5. The most compelling piece is the integration with Napster at the playlist level. Basically, you can click "play recommendations from members" and it will take your list of 100 recommendations and try to match as many to Napster's catalog as they can. After a few moments, it determines that it found "28 of 100 tracks" (for example) and then launches using Napster's freeplay (pops the Napster dhtml player and starts playing the playlist).
6. And of course like any good "music 2.0" service, all of your listening behaviors are captured to passively program a music profile and community. By the way, I've got a new widget on my sidebar that links to a bunch of my profiles - now including my Goombah profile.
As I've talked about many times, the Napster "freeplay" trial enables users to stream any track in the catalog for free up to 3 times (on the 4th try it rolls back to a 30 second sample).
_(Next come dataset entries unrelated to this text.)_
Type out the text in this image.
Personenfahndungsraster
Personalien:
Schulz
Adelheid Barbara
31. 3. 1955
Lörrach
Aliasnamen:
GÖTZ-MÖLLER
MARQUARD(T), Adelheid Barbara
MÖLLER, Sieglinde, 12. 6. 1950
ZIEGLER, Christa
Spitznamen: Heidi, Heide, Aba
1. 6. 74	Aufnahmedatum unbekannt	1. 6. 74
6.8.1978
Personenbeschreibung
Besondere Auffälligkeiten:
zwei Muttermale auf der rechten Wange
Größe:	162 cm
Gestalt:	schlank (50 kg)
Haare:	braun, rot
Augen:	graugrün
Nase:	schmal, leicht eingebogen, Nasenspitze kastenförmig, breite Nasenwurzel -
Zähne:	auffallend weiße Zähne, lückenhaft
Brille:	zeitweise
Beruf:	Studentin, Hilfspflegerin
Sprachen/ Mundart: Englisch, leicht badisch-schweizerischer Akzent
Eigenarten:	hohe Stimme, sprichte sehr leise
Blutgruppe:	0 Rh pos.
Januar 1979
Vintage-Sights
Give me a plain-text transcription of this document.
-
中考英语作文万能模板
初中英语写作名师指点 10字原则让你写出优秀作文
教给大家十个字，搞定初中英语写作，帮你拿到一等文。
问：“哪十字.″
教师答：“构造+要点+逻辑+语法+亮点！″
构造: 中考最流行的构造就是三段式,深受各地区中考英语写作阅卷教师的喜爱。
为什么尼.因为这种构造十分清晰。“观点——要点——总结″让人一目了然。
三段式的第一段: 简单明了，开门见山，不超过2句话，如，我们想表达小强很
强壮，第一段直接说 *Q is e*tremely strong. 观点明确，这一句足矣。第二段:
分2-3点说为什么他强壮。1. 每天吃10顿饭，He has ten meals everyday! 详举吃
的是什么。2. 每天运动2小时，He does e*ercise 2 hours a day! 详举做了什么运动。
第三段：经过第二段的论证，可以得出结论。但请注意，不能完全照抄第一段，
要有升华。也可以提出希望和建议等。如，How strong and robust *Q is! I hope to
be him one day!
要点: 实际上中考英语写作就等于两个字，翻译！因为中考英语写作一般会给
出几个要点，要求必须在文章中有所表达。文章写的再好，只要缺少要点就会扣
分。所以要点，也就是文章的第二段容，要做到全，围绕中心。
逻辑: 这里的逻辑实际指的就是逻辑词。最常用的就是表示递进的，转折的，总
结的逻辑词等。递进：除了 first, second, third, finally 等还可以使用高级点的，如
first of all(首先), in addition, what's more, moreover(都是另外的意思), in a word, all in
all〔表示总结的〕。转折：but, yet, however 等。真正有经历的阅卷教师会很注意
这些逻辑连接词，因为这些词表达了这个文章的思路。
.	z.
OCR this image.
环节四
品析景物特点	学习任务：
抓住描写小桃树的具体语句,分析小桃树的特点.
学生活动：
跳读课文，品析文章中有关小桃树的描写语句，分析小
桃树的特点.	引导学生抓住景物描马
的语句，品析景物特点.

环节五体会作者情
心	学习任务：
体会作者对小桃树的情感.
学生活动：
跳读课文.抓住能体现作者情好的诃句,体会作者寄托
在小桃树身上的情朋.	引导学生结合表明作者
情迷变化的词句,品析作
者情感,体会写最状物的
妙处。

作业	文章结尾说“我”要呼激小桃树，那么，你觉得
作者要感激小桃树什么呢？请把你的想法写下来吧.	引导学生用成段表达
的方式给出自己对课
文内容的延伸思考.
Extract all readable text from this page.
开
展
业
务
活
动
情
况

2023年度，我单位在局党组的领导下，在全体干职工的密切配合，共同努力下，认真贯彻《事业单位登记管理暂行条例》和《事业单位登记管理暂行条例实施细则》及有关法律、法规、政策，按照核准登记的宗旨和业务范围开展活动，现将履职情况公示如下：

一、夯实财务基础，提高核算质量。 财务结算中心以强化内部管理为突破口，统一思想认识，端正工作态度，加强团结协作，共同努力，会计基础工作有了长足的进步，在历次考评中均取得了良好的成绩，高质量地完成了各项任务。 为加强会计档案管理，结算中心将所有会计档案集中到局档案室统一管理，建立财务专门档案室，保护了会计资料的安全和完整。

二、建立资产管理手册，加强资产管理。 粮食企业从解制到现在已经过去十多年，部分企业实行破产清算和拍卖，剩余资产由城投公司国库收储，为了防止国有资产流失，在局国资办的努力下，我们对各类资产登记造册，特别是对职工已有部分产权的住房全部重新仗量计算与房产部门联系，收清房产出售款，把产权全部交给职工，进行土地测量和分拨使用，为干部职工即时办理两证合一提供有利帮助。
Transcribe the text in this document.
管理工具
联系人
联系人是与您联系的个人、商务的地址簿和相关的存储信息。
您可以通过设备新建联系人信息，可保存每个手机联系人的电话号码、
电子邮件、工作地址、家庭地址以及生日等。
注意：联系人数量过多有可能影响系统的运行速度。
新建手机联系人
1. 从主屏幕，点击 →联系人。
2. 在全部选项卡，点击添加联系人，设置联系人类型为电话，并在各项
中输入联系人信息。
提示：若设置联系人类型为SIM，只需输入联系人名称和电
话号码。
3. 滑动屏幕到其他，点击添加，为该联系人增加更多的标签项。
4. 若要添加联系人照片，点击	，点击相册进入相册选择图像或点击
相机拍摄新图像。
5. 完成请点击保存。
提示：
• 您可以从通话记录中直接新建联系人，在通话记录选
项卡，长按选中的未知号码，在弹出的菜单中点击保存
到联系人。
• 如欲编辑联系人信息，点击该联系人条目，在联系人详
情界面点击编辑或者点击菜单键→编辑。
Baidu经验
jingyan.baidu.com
I am a fan of this approach (similar to Fiql's - see my post title "Fiql Revisited" from a couple days ago).
I feel like there should be a "meetings of the families" of all of these cool small music 2.0 companies. If a handful of these guys joined forces, they could really create something with real momentum behind it - not to mention benefit from each other's strengths.
ok, this sounds exactly like iLike?
Are Goombah just ripping them off or do they have something up their sleeve?
The real tangible difference is Goombah's use of Napster's pop-up player to play full tracks as opposed to 30 second samples.